I put down the spoon I was using to stir my pasta alfredo and called my engineer from home. "Jerry, have you called the pharmacy board guy yet?"
He sighed. "No, it's on my list."
"When you call, dude, don't push him too hard on the 40 fpm thing. They've been saying they were gonna pass USP 797 for over three years now, so we don't wanna back this guy into a corner and make him tell us to follow the letter of the code."
"Which will just back us into a corner."
"Right."
"No sweat, Pixie. I'll poke him with a very dull stick tomorrow."
"Thank you sir."
"I hear something sizzling."
"Shit! My pasta!"
I"m hanging up now, Pix."

Thursday, February 1, 2007

Ah, white-knuckle driving in Kansas....

Like driving in snow? How about blowing snow? I'll see your blowing snow and raise you big, heavy flakes and evening rush hour traffic. I'll call.
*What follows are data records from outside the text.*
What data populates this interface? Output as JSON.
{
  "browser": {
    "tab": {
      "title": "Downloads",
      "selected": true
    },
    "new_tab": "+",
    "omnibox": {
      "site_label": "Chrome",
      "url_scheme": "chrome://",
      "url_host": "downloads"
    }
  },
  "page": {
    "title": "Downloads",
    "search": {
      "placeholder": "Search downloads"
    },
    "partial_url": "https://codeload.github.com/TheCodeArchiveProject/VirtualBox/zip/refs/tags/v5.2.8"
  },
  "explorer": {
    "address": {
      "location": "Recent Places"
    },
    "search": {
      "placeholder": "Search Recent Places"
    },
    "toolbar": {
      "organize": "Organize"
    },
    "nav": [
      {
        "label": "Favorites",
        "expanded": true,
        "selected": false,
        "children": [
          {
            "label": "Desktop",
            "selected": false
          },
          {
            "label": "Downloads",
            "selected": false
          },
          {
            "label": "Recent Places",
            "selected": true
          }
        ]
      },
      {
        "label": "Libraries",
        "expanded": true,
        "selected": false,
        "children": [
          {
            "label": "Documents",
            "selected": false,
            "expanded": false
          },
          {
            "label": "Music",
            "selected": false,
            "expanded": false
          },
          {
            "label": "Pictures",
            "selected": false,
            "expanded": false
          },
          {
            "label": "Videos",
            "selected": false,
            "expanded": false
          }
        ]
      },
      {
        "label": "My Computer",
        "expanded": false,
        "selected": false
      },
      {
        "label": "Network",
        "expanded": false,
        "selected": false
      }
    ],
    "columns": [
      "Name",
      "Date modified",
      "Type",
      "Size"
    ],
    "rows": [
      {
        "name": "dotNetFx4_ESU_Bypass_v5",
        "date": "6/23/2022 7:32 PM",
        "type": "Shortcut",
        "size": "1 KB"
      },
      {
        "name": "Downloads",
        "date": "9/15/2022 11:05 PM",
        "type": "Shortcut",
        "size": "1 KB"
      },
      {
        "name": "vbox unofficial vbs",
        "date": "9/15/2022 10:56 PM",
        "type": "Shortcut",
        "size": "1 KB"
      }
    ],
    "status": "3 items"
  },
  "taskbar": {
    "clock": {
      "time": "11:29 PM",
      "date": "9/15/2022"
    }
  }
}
Wheatlands was a beautiful, wonderful place to behold today, despite my long drive into Wheatlands, Kansas.* The building roof and exterior (what we call "core and shell" in da biz) were finished in the fall, so they're actually putting in drywall, carpet, and casework (you might call casework "cabinetry and countertops"), and they've even gotten some painting done. It's so refreshing to see a building getting built. It's also heartwarming and satisfying to me when I look around and realize that every wall, every door, every cabinet and countertop in this building...I drew it. And I look at every carpet, every plastic laminate on the counters and drawers, every painted wall, and I know that Susanna picked them out herself. She could see in her head what i couldn't see until I walked into the boardroom and saw the warm tans and greys contrasted to the multiflecked carpet...just gorgeous. Even my contractors, Stan* and Kenny*, think the finishes are beautiful. It's just so refreshing to see the drawings I bled over for eight months become real and useful. I love watching staff members walk through with Stan and me, watching their eyes light up, watching them taptaptaptap another's arm and gush over the wood nurse station and light olive accent walls. Just beautiful. It almost makes up for driving three and a half hours in snow.

Almost.

(Note: My hands are wearing out from asterisks. Unless I say otherwise, all names and certain identifying details have been changed.)